Other Features of Secretary Geithner’s Proposed Plan

These plans for private investment funds are part of the Treasury Department’s proposed comprehensive regulatory reform framework that has four primary goals: (1) limiting and managing systemic risk; (2) improving consumer and investor protection; (3) eliminating gaps in the U.S. regulatory structure; and (4) fostering improved international coordination. The imposition of more comprehensive supervision of systemically significant institutions is likely the least controversial of Treasury’s objectives. There have been other proposals – although none so comprehensive – for subjecting pooled vehicles to regulatory oversight. In January, Senators Chuck Grassley and Carl Levin introduced the Hedge Fund Transparency Act of 2009 which would have subjected a variety of private investment funds and similar vehicles to regulation by the SEC. While the specifics of Treasury’s proposal may be subject to further review, repeated statements from both the Obama administration and from Congressional members confirm that more intensive investment fund regulation in the United States is imminent.

Treasury’s proposals also contemplate that the Federal Deposit Insurance Corporation (FDIC) would be given resolution authority with respect to certain systemically significant entities (although not private capital pools), including authority to assist or potentially take over troubled institutions in cases where their failure threatens systemic soundness.

Other measures intended to address systemic risk include a new regulatory and supervisory regime to oversee credit default swaps and over-the-counter derivatives. This regime would include more robust eligibility requirements and a clearinghouse through which these transactions would be processed.
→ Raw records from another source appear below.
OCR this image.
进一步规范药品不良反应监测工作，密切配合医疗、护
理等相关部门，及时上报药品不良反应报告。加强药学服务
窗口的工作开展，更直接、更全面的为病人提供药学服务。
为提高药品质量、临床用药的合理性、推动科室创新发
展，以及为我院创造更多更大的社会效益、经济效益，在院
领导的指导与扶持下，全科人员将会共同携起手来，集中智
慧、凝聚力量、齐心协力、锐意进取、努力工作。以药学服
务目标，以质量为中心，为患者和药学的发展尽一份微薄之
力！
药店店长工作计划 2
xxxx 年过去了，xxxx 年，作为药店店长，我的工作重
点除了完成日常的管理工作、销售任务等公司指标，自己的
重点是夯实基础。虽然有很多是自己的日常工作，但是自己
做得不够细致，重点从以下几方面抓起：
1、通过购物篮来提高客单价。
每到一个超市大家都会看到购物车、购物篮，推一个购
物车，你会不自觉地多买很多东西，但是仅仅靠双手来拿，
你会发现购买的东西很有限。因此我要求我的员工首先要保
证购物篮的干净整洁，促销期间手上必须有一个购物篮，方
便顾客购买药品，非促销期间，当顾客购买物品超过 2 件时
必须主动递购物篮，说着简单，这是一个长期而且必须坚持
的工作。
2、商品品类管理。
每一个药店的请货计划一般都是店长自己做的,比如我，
Treasury also contemplates steps to constrain further the credit and liquidity profiles of money market mutual funds and would prevent and mitigate the risks associated with rapid withdrawals from those funds.

Finally, Treasury proposes that a single entity would be given the ability to supervise, examine, and set prudential requirements for systemically important payment and settlement systems and activities. This latter proposal arises from concerns that authority over payment and settlement systems is incomplete and fragmented and seeks to address weaknesses in over-night and short term lending markets that were evident in connection with the failure of Lehman and Bear Stearns.

Treasury’s reliance on existing agencies and unwillingness to engage in broader regulatory reform suggests that Treasury may have decided to defer comprehensive regulatory restructuring. Secretary Geithner clearly warned of the “turf wars” likely to emerge in connection with such an undertaking. At the same time, it is clear that working within the existing system will entail some significant compromises. This suggests that the Administration may have decided to concentrate on the most critical and least controversial proposals and to defer what are likely to be bruising fights over regulatory structure with Congress, the States and the advocates of different agencies.

Treasury’s plan has prompted some reservations in Congress, including concern that moral hazard will be exacerbated by identifying systemically significant financial institutions. No serious alternative to Treasury’s proposals has been offered, however, and it is difficult to imagine an effective mechanism for managing systemic risk that does not begin with an identification of those firms that are systemically significant.